Donadoni fiducioso alla vigilia del suo esordio con il Napoli


Sicuramente Donadoni domani sarà un po' emozionato, ritornare su una panchina di Serie A dopo l'esperienza azzurra significa molto per lui. Oggi nella conferenza stampa che anticipa l'impegno del Napoli a Reggio Calabria il neo allenatore azzurro è apparso molto carico e determinato a far bene. Il primo pensiero di Donadoni in apertura è andato ai due anni da commissario tecnico dell'Italia, un'esperienza che ha definito intensa e per la quale conserva soltanto bei ricordi. Ma ora la sua missione è quella di riportare in alto il Napoli che sembra aver smarrito tutto quello che di buono aveva fatto vedere nella prima parte del campionato.

Donadoni ha avuto soltanto tre giorni per lavorare il gruppo, non molti, per riuscire a fare qualcosa o semplicemente per conoscere il gruppo serve almeno una settimana ma le sensazioni fin ora sono state positive: "In questi pochi giorni ho avuto una buona risposta dal punto di vista della condizione fisica, ma sono reazioni che si hanno quando c'è un cambiamento.
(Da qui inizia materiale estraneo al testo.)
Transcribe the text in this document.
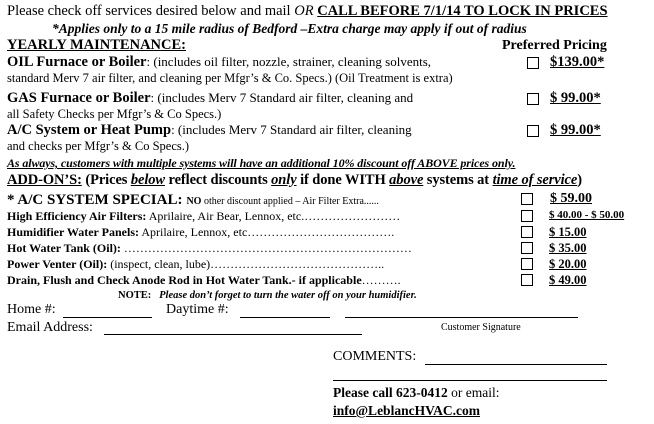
Please check off services desired below and mail OR CALL BEFORE 7/1/14 TO LOCK IN PRICES
*Applies only to a 15 mile radius of Bedford –Extra charge may apply if out of radius
YEARLY MAINTENANCE:	Preferred Pricing
OIL Furnace or Boiler: (includes oil filter, nozzle, strainer, cleaning solvents,
standard Merv 7 air filter, and cleaning per Mfgr’s & Co. Specs.) (Oil Treatment is extra)
$139.00*
GAS Furnace or Boiler: (includes Merv 7 Standard air filter, cleaning and
all Safety Checks per Mfgr’s & Co Specs.)
$ 99.00*
A/C System or Heat Pump: (includes Merv 7 Standard air filter, cleaning
and checks per Mfgr’s & Co Specs.)
$ 99.00*
As always, customers with multiple systems will have an additional 10% discount off ABOVE prices only.
ADD-ON’S: (Prices below reflect discounts only if done WITH above systems at time of service)
* A/C SYSTEM SPECIAL: NO other discount applied – Air Filter Extra......	$ 59.00
High Efficiency Air Filters: Aprilaire, Air Bear, Lennox, etc.……………………	$ 40.00 - $ 50.00
Humidifier Water Panels: Aprilaire, Lennox, etc……………………………….	$ 15.00
Hot Water Tank (Oil): ………………………………………………………………	$ 35.00
Power Venter (Oil): (inspect, clean, lube)……………………………………..	$ 20.00
Drain, Flush and Check Anode Rod in Hot Water Tank.- if applicable……….	$ 49.00
NOTE: Please don’t forget to turn the water off on your humidifier.
Home #:	Daytime #:
Email Address:	Customer Signature
COMMENTS:
Please call 623-0412 or email:
info@LeblancHVAC.com
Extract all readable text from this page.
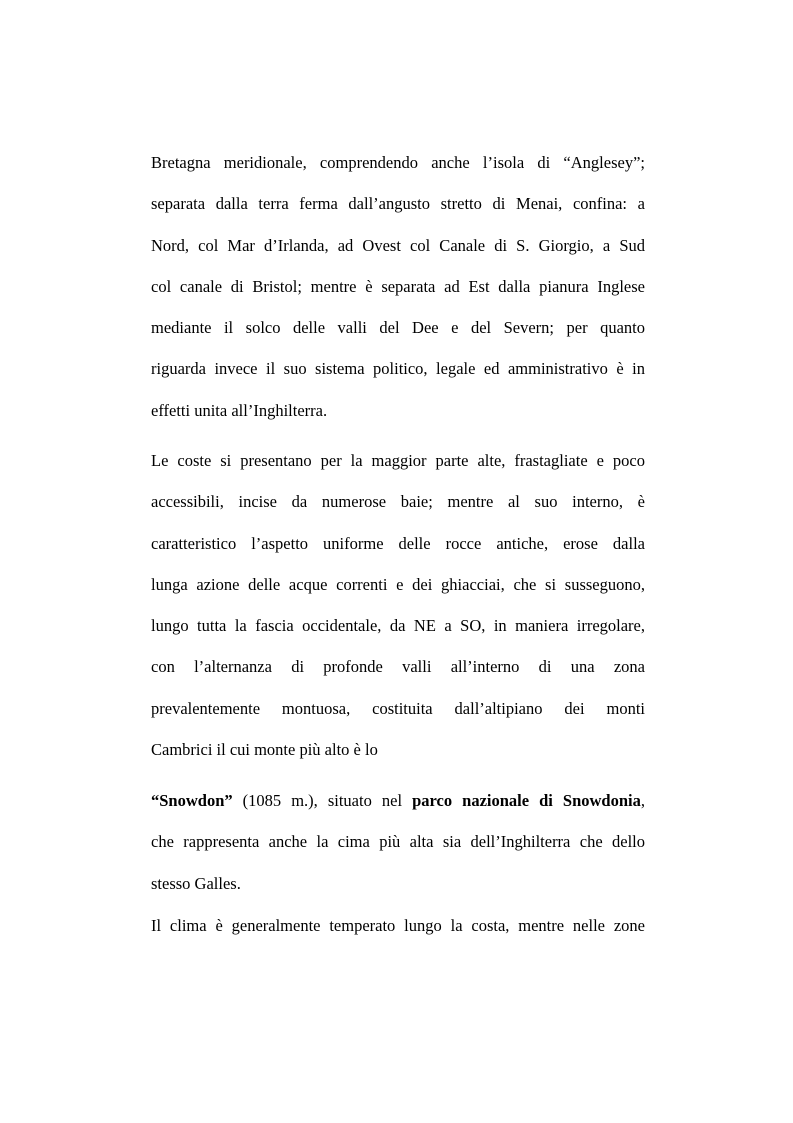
Bretagna meridionale, comprendendo anche l’isola di “Anglesey”;
separata dalla terra ferma dall’angusto stretto di Menai, confina: a
Nord, col Mar d’Irlanda, ad Ovest col Canale di S. Giorgio, a Sud
col canale di Bristol; mentre è separata ad Est dalla pianura Inglese
mediante il solco delle valli del Dee e del Severn; per quanto
riguarda invece il suo sistema politico, legale ed amministrativo è in
effetti unita all’Inghilterra.
Le coste si presentano per la maggior parte alte, frastagliate e poco
accessibili, incise da numerose baie; mentre al suo interno, è
caratteristico l’aspetto uniforme delle rocce antiche, erose dalla
lunga azione delle acque correnti e dei ghiacciai, che si susseguono,
lungo tutta la fascia occidentale, da NE a SO, in maniera irregolare,
con l’alternanza di profonde valli all’interno di una zona
prevalentemente montuosa, costituita dall’altipiano dei monti
Cambrici il cui monte più alto è lo
“Snowdon” (1085 m.), situato nel parco nazionale di Snowdonia,
che rappresenta anche la cima più alta sia dell’Inghilterra che dello
stesso Galles.
Il clima è generalmente temperato lungo la costa, mentre nelle zone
Credo ci sia stata un poco di pressione dal punto di vista emotivo, ma ora i ragazzi si devono rendere conto che la nostra classifica non è disastrata e che dobbiamo far vedere quelle che sono le nostre qualità".

Ha poi rivolto la sua attenzione al prossimo avversario, una Reggina ultima ma con il discorso salvezza ancora aperto: "Incontriamo una squadra tonica, tosta, che ha fatto risultati importanti e che domenica scorsa a Lecce poteva vincere. Sanno di essere in una situazione complicata, quindi tireranno fuori tutto quello che hanno. Noi sappiamo tutto ciò, e dovremo saper affrontare questa difficoltà''. Ovviamente domani non sarà affatto facile per i partenopei che non riescono a conquistare punti lontano dal San Paolo dal 26 ottobre 2008, quando il Napoli riusci a conquistare l'intera posta in palio ai danni della Lazio.

Il Napoli dopo l'ottimo avvio per molti era la rivelazione di questo campionato, ad un certo punto però qualcosa si è inceppato e dai sogni di Champions League gli azzurri si sono dovuti confrontare con una caduta libera che li ha trascinati nella seconda metà della classifica. Donadoni sa che il momento è delicato: "Sappiamo che questa squadra non vince da quasi cinque mesi fuori casa ma questo non è un peso, è un dato di fatto. L'obiettivo è raggiungere il meglio e il massimo ogni domenica. Passa di qui il raggiungimento della quota salvezza, poi vedremo. Non dobbiamo pensare all'Europa, non bisogna ragionare oltre il domani. Pensiamo alla Reggina''.